Retired boxing world champion and MMA fighter Heather Hardy filed a lawsuit this week against Everlast and several other individuals involved in her career.
In short she alleges that after a career in prize fighting and ascending to the very top she was left broke and broken. Hardy summarizes her injuries and current status as follows:
- Today, Heather lives with chronic traumatic encephalopathy (CTE) and frontal
lobe damage. She has daily seizures, convulsions, and muscle spasms. Her vision is impaired,
she cannot sleep, she cannot read maps, and she frequently cannot distinguish right from left.
She suffers from debilitating anxiety, for which she takes medication. She is 43. - Heather supports herself at a subsistence level by coaching other boxers—at least
for a couple of hours a day, before her brain damage symptoms become incapacitating—at the
very Brooklyn gym that was her own professional haven for many years. Yet, in perhaps the
cruelest development among many, and despite being a former world champion boxer, she
cannot afford the kind of private health insurance that would give her even a minimally
appropriate level of treatment. Instead, she relies on Medicaid for whatever minimal treatment it
provides for her physical, neurological, and psychological symptoms
The lawsuit makes various allegations against the named Defendants arguing that they legally contributed to the harm she now lives with. None of the allegations have been proven in court and the Defendants have not yet filed their replies.

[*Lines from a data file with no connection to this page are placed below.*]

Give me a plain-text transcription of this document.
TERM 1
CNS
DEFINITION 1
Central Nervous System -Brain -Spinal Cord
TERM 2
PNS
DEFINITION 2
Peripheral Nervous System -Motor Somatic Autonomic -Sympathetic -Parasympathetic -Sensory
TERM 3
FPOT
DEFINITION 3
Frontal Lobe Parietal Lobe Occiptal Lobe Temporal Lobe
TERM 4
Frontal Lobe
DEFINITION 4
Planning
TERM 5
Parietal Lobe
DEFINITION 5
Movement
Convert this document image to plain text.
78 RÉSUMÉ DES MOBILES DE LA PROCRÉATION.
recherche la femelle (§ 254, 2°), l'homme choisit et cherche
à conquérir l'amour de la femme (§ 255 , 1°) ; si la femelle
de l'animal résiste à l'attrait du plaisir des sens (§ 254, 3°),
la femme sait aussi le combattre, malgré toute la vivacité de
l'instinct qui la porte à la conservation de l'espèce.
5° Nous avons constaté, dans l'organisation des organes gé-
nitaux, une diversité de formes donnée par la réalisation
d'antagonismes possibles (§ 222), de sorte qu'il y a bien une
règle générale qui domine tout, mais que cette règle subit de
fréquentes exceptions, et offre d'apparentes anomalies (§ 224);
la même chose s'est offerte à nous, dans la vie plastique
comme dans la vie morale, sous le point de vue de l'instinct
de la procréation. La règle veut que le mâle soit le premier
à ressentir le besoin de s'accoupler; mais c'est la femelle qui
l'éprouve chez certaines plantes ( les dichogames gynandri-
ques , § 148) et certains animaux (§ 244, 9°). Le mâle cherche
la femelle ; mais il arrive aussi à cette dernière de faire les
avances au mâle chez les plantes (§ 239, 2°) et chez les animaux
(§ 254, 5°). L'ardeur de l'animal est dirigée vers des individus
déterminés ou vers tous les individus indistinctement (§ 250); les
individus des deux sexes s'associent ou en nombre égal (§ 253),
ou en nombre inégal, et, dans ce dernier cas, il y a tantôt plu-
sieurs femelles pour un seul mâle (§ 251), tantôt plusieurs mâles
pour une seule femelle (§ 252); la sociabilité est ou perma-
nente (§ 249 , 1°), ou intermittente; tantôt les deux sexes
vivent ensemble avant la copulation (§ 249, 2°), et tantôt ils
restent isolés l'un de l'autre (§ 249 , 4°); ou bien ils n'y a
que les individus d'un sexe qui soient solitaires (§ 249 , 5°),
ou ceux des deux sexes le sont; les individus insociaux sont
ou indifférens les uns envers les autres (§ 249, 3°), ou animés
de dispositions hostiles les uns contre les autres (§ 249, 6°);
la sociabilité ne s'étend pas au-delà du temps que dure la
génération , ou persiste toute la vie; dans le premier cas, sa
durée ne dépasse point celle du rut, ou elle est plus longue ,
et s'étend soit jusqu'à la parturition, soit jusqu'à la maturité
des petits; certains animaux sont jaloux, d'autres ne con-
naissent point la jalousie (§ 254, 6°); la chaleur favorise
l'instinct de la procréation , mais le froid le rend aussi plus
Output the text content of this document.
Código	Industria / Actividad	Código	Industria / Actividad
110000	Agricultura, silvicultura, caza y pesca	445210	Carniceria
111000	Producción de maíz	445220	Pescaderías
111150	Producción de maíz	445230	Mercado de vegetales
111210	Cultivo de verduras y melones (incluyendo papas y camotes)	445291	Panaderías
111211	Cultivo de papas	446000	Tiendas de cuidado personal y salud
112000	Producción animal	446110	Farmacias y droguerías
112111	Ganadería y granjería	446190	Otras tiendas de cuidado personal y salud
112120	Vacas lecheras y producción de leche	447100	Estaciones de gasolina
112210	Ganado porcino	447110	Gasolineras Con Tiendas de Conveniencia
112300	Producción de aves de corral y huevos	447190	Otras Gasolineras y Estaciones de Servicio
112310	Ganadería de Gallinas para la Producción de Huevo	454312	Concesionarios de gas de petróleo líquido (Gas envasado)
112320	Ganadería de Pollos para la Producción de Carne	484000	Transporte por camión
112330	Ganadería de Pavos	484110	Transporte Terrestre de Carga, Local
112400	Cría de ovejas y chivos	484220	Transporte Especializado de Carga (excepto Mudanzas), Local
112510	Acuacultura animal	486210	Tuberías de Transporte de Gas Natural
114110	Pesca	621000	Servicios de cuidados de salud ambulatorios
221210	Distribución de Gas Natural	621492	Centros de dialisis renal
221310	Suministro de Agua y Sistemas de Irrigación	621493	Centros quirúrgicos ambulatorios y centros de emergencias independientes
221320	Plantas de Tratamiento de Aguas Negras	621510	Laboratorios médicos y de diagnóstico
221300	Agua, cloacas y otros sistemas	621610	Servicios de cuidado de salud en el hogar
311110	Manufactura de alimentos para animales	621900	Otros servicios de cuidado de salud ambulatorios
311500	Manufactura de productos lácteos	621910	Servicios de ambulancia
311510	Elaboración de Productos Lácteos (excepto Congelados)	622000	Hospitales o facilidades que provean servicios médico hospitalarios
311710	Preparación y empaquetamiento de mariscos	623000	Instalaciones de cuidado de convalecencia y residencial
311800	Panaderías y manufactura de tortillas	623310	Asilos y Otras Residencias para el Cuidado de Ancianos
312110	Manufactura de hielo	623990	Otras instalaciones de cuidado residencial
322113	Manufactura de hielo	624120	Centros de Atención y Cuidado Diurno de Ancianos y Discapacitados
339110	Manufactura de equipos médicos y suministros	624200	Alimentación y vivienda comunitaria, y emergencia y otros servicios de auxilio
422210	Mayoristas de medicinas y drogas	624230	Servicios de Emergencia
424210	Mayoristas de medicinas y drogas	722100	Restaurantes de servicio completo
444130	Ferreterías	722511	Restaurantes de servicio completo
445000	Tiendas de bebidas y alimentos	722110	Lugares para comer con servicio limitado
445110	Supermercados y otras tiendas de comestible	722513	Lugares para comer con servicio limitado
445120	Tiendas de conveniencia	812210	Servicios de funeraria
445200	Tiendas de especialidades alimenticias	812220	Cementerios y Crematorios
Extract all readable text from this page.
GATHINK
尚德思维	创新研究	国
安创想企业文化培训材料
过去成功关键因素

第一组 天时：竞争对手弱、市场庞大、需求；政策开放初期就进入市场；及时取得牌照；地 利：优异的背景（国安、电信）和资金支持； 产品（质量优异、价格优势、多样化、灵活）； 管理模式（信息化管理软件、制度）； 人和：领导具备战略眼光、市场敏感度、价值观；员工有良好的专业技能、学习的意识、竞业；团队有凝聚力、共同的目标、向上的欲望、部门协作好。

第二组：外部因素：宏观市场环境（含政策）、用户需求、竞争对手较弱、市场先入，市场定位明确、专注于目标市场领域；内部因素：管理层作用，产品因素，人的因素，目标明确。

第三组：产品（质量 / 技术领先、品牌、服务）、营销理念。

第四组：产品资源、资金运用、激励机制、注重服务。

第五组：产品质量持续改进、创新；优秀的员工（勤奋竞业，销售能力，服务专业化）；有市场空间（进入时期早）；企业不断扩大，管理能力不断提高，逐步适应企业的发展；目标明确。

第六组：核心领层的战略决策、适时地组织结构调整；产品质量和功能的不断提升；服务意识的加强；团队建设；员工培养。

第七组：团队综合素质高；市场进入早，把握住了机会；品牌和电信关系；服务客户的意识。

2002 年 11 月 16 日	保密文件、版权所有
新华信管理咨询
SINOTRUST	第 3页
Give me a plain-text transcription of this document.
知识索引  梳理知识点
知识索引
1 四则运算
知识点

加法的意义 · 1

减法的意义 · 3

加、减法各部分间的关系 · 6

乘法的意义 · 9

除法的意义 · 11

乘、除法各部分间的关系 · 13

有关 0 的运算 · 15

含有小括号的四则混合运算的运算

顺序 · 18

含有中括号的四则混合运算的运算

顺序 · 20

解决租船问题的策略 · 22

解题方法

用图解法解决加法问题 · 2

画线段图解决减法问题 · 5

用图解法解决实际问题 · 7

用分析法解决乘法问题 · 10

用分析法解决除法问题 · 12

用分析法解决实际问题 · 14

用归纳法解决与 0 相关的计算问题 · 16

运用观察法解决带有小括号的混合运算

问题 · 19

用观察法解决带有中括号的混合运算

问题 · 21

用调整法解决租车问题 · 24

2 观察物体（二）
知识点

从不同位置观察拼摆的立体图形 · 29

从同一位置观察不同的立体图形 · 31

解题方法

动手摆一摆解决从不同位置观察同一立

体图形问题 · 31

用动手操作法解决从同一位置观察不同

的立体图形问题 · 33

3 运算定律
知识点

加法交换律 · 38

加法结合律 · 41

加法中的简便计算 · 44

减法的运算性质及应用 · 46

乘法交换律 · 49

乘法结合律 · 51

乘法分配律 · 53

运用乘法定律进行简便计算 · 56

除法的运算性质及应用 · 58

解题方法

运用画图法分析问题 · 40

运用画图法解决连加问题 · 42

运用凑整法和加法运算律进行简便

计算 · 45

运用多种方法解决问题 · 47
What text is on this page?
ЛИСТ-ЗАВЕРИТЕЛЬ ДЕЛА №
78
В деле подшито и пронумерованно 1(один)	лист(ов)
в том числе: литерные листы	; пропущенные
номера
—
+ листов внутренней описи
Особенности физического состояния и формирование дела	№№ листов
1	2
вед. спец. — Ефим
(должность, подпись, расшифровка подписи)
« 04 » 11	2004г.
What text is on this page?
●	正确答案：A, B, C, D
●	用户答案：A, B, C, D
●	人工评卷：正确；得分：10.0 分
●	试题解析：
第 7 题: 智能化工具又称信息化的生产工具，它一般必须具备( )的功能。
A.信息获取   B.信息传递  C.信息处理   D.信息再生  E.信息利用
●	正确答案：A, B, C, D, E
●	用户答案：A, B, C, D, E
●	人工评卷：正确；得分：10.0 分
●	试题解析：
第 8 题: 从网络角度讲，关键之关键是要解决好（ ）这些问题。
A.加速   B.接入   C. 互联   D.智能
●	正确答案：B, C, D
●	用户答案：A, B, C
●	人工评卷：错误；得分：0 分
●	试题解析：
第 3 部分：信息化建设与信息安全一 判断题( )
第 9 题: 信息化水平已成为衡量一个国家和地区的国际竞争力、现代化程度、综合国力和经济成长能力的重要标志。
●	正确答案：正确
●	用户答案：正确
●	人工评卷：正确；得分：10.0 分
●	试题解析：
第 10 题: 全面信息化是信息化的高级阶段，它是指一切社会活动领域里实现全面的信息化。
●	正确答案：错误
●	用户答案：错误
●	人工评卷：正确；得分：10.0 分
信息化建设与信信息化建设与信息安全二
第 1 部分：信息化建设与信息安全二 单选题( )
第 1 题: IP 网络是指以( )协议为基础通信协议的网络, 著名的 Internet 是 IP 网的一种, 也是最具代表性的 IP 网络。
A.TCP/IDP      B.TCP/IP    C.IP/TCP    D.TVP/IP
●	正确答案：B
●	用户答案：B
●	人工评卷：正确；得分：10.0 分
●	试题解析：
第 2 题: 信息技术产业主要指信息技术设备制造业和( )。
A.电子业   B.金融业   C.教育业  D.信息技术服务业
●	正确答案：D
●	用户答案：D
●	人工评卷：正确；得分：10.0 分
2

There are wide ranging allegations made in the Compliant. One that should be of particular interest to all combat sports gear manufacturers are the allegations against Everlast. Hardy alleges that they failed to adequately warn her of the shortcomings of combat sports protective gear, particularly that gloves and headgear do not prevent concussion and CTE.
Hardy alleges as follows:
After Ms. Hardy was signed to Everlast, she was
contractually required to do the following: (1) exclusively use Everlast boxing gloves for all of
her bouts; and (2) exclusively use Everlast boxing gloves and headgear when sparring and
training. The Everlast logo is featured prominently on the boxing gloves and headgear that
Ms. Hardy used between September 2019 and February 2023. In an ironic confession, Everlast
signed its own name on the head it promised to protect, but instead left to be pulverized for its
own profit.
…
- The Everlast Defendants knew or should have known of the substantial dangers
involved in the reasonably foreseeable use of the boxing gloves, including the risk of long-term
brain injuries caused by successive concussions. - The Everlast Defendants failed to provide necessary and adequate safety and
instructional materials and warnings of the risk and means available to reduce and/or minimize
the risk of concussive brain injuries while boxing or participating in MMA fights. - The Everlast Defendants failed to warn fighters, including Ms. Hardy (who was
contractually bound to use only Everlast gear for the latter part of her career), of the risk of longterm brain injury from repeated concussions so that the fighters could make an informed decision
on whether they should return to the ring after sustaining repeated punches to the head
The ABC Athletes Voice Committee (full disclosure I sit on this committee) has advocated that combat sports gear should have blunt warnings on headgear and gloves. Perhaps this litigation will be the motivation other manufacturers need to change their practices.